I think we need another bug here - it is visible that enlarging the migration speed does help but the migration convergence rate is too low.
But 713392 fixed an issue that seems to make migration convergence fast but eventually it left lots of pages that need to be transferred to the destination on the last stage of the migration. So in fact, the result is the same - you can increase the max downtime to 1-2 seconds (from 100ms) and see the migration converges fast enough.
(In reply to comment #70)
> I think we need another bug here - it is visible that enlarging the migration
> speed does help but the migration convergence rate is too low.
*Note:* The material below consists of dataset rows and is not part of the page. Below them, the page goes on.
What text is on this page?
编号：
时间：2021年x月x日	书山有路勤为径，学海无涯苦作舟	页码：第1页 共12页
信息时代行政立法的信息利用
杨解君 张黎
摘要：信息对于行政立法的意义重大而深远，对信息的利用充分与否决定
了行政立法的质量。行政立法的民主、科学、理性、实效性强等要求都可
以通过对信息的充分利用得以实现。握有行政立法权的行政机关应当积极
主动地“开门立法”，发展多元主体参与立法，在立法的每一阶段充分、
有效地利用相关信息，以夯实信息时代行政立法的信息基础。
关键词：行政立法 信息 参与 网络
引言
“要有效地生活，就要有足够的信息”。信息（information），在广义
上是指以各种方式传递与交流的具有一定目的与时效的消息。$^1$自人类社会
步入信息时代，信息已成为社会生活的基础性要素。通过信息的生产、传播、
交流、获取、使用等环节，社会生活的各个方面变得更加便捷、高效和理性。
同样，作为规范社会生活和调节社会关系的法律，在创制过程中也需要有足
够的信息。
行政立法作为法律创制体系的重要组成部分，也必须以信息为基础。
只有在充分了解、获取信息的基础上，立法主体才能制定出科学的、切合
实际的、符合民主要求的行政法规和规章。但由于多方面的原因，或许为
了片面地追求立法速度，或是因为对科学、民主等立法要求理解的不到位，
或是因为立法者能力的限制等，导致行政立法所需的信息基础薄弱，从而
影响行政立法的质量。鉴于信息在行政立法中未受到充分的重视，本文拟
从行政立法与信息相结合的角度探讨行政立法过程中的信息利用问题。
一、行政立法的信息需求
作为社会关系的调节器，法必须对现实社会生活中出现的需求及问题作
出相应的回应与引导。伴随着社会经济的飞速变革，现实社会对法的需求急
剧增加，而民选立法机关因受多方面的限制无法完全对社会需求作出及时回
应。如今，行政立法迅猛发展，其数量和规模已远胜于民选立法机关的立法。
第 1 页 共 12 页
Referring to comment #0,seems this is the reason for reporting the bug
"Migration speed is at it's default ~300Mbps. When updating the
migrate_set_speed to 900000000 for example, we expect to see 900Mbps, but we
only see a *slight* increase"
> But 713392 fixed an issue that seems to make migration convergence fast but
> eventually it left lots of pages that need to be transferred to the destination
> on the last stage of the migration. So in fact, the result is the same - you
> can increase the max downtime to 1-2 seconds (from 100ms) and see the migration
> converges fast enough.
As Bug 713392 reverted the patch of this Bug ,So no patch added for this bug's fix .
Referring to comment #27 &comment #69 ,From the results I can see the speed does not highly increased after (qemu)migrate_set_speed 1G between on kvm-83-224.el5(unfixed) and on kvm-83-239.el5 (fixed).
It is clear that the bug does not fixed.
Based on above ,May I re-assign this issue ?
Referring to comment #71,comment #72 .
Since no patch added for this bug's fix ,I will close it as won't fix.